Филипп Степанович и Ванечка быстро двинулись, как бы сквозь Никиту, и вышли на улицу, придерживая пальцами боковые карманы.

Никита слегка забежал вперед и надел шапку.

— Выдайте, Филипп Степанович.

— Что за нетерпение, я не понимаю. Во всем нужен хоть какой-нибудь порядок. Ведь если за мной все сотрудники начнут бегать таким образом по улицам, так что же из этого получится!

— Не будут, Филипп Степанович, бегать. Сотрудникам что, сотрудники не меньше как по двенадцатому разряду получают, перетерпят. Выдайте, товарищ Прохоров.

— Завтра, Никита, завтра. Не помрете ж вы с Сергеевой до завтра.

— Не помрем.

— Ну вот видишь, так в чем же дело?

— Сегодня это, Филипп Степанович, одно, а завтра может быть совершенно другое. Выдайте.

— Фу, черт! Не выдам! Да что же в конце концов, вот тут, осередь улицы, без ведомости, под дождем, в темноте вынимать суммы и выплачивать? Уж если тебе действительно так приспичило, так ты поскорей иди в учреждение, а мы с Ванечкой сейчас подъедем на извозчике. Там и выдадим. Не задерживай. Время темное, а у нас казенная наличность. Иди, Никита.

При словах «извозчик» и «казенная наличность» Никита взмахнул локтями, точно подрубленными крыльями; пестрый свет электрических лампочек упал из витрины магазина радиопринадлежностей на его побелевший от волнения нос. Курьер издал горлом короткий, ни с чем не схожий тоскливый звук и схватил бухгалтера за рукав.

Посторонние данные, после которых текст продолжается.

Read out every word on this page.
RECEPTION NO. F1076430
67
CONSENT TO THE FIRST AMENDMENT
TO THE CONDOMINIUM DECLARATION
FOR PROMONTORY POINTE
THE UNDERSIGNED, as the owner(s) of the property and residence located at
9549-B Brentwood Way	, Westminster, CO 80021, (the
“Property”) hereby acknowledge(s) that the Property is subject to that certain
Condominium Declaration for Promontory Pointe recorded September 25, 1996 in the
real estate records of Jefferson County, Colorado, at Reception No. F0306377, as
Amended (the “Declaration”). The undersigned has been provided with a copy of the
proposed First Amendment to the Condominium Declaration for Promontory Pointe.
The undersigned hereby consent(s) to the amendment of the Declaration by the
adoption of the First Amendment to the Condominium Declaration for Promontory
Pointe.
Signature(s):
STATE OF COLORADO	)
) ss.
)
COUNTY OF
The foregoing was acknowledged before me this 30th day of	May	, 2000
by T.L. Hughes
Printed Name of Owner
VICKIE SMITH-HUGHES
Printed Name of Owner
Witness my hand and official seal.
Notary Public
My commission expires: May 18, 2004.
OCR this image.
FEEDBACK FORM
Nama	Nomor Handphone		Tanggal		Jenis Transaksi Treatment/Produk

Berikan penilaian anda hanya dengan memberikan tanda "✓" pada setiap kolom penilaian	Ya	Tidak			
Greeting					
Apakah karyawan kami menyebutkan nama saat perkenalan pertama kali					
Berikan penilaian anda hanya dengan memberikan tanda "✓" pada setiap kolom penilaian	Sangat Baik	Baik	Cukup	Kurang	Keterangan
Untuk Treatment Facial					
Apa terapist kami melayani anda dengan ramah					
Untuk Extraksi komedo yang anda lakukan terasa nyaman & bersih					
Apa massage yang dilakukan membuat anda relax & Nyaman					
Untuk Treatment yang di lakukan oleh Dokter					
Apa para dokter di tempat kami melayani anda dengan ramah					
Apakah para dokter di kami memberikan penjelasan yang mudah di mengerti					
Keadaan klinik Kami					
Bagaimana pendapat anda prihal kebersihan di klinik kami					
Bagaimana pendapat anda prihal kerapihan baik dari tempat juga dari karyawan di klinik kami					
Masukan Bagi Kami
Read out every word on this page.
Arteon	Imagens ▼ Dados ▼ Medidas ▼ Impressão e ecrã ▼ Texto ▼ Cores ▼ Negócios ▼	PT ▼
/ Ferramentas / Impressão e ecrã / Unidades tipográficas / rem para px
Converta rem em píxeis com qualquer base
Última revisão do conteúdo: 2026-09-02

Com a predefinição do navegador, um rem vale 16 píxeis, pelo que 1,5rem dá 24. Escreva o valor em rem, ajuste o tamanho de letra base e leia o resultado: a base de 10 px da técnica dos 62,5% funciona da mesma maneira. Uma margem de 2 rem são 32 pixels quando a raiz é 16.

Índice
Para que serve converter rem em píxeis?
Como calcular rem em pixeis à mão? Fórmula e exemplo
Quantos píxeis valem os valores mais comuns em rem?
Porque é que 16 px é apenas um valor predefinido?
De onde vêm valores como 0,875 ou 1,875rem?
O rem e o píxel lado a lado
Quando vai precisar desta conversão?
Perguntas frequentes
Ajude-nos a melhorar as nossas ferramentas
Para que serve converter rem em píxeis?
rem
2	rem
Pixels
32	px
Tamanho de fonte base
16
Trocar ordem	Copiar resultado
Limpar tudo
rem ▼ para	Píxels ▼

— Это зачем же, товарищи, на извозчика садиться с казенной наличностью? Пока пятое, десятое… И вы также, товарищ кассир, войдите в положение людей… А что касается выдавать под дождем, так тут за углом в двух шагах есть тихая столовая, с подачей. Займет не больше двух минут времени, а тогда хоть и на извозчика, хоть и на вокзал, в час добрый, а я себе пойду. Вон она светит. Сделайте снисхождение.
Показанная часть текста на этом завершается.